Clinical notes are a valuable asset for healthcare organizations. When patients are admitted to a hospital, admission notes are taken, and recent studies have shown that key indicators such as diagnoses, procedures, length of stay, and in-hospital mortality can be predicted accurately using natural language processing (NLP) algorithms. Advanced NLP models like BERT (Bi-directional Encoder Representations from Transformers) have improved the accuracy of predictions on text data like admission notes. However, it is important to explain how these BERT models achieve their predictions to use them effectively. One technique for explaining the predictions of ML models is SHAP (SHapley Additive exPlanations), which breaks down the contribution of each input feature to the final prediction. SHAP values are calculated using game theory concepts and provide explanations without requiring an understanding of the model’s internal workings.

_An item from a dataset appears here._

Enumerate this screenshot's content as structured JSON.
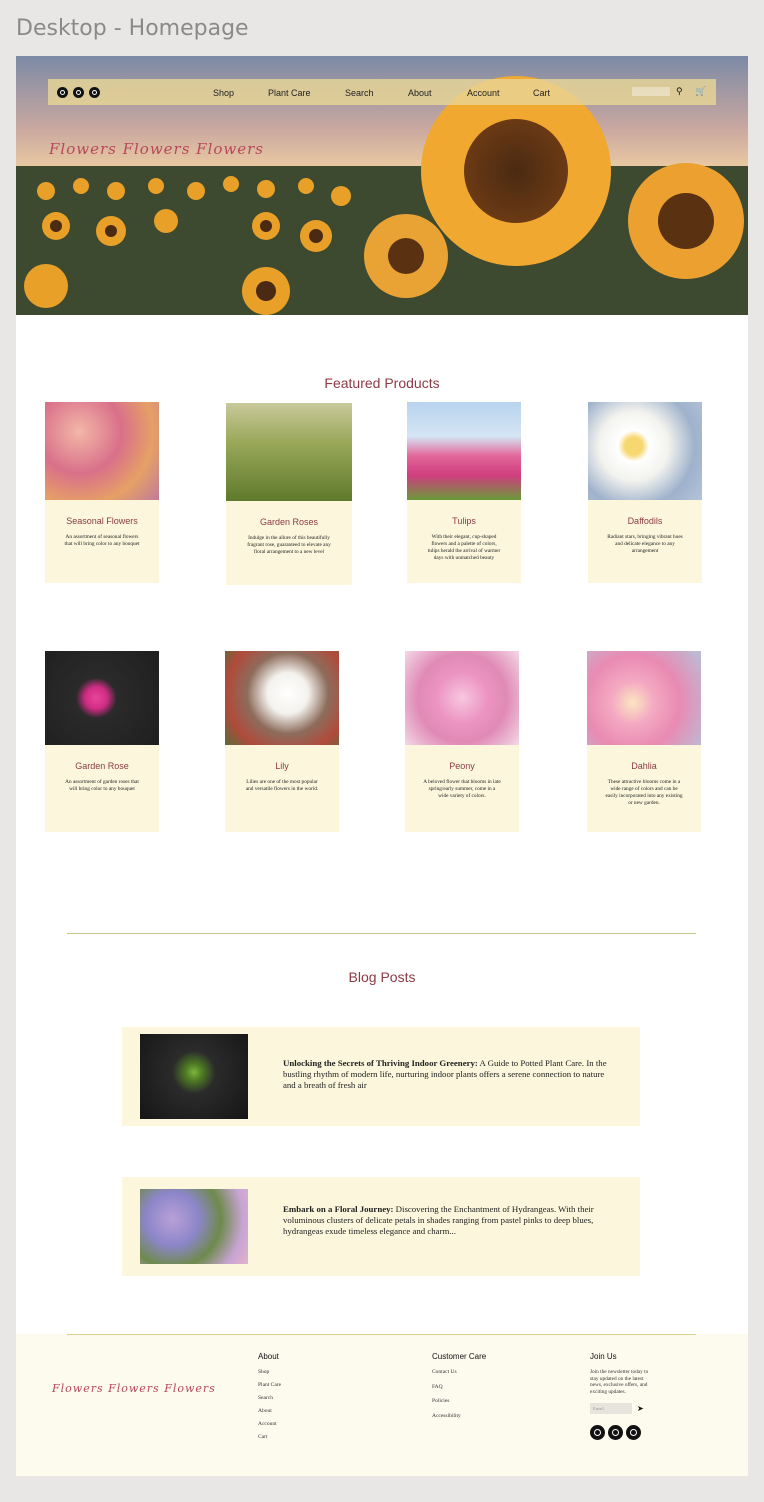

SageMaker Clarify, combined with pre-trained models from Hugging Face, enables easy model training and explainability on AWS. In this article, the example focuses on predicting in-hospital mortality using a pre-trained Hugging Face BERT model called bigbird-base-mimic-mortality. This model is specifically designed for predicting mortality based on admission notes from the MIMIC ICU dataset. The advantage of using this model is its ability to process larger context lengths, allowing the input of complete admission notes without truncation. The end-to-end solution involves deploying the fine-tuned model on SageMaker and using Clarify to explain its predictions.
SageMaker Clarify provides tools for ML developers to gain insights into their training data and models. It can explain both global and local predictions, making it suitable for computer vision (CV) and NLP models. The architecture for hosting an endpoint that serves explainability requests includes interactions between the endpoint, model container, and SageMaker Clarify explainer. The article provides sample code in a Jupyter notebook to showcase this functionality, but in real-world scenarios, electronic health records (EHRs) or other hospital care applications would directly invoke the SageMaker endpoint.

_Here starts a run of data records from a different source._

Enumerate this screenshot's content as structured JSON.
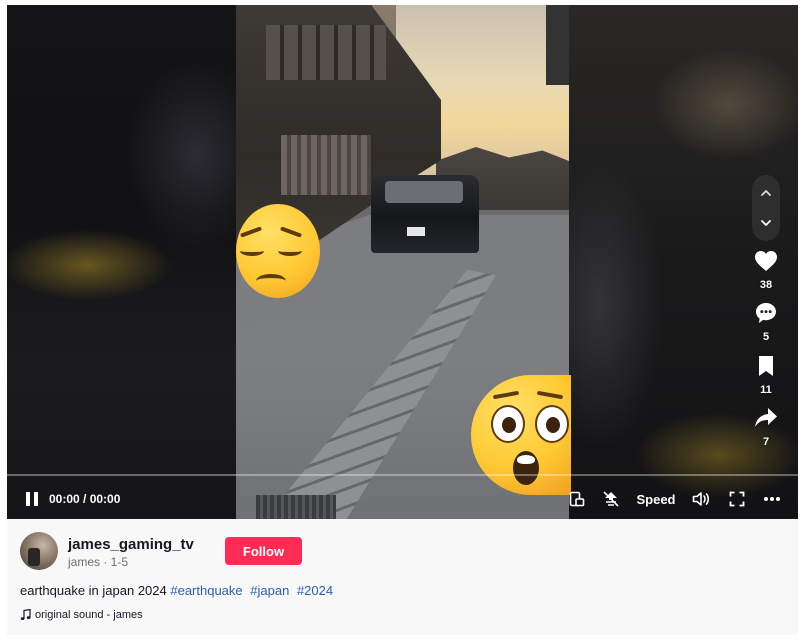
{
  "player": {
    "time_display": "00:00 / 00:00",
    "progress": 0,
    "speed_label": "Speed"
  },
  "actions": {
    "likes": "38",
    "comments": "5",
    "saves": "11",
    "shares": "7"
  },
  "author": {
    "username": "james_gaming_tv",
    "subline": "james · 1-5",
    "follow_label": "Follow"
  },
  "caption": {
    "text": "earthquake in japan 2024 ",
    "hashtags": [
      "#earthquake",
      "#japan",
      "#2024"
    ]
  },
  "sound": {
    "icon": "music-note-icon",
    "label": "original sound - james"
  },
  "colors": {
    "follow": "#fe2c55",
    "hashtag": "#2b5db9"
  }
}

Before deploying the model, several prerequisites need to be fulfilled. The code from the GitHub repository should be accessed and uploaded to the notebook instance. It is recommended to use a Python 3 kernel on SageMaker Studio or a conda_python3 kernel on a SageMaker notebook instance. The deployment process involves downloading the model from Hugging Face, uploading it to an Amazon S3 bucket, creating a model object using the HuggingFaceModel class, defining the instance type for deployment, creating a model, creating an endpoint configuration, and finally creating the endpoint.
To enable explainability, SageMaker Clarify is integrated into the endpoint configuration. The configuration includes specifying a SHAP baseline, which can be provided as inline baseline data or through an S3 baseline file. The TextConfig is set to sentence-level granularity and English language. Once the model and endpoint configuration are ready, the create_endpoint API is used to create the endpoint.
Overall, this article provides a comprehensive guide on improving the explainability of ML models in clinical settings using Amazon SageMaker Clarify. It explains the importance of explainability, the technical background, and the step-by-step process of deploying a predictive model and enabling explainability using SageMaker Clarify.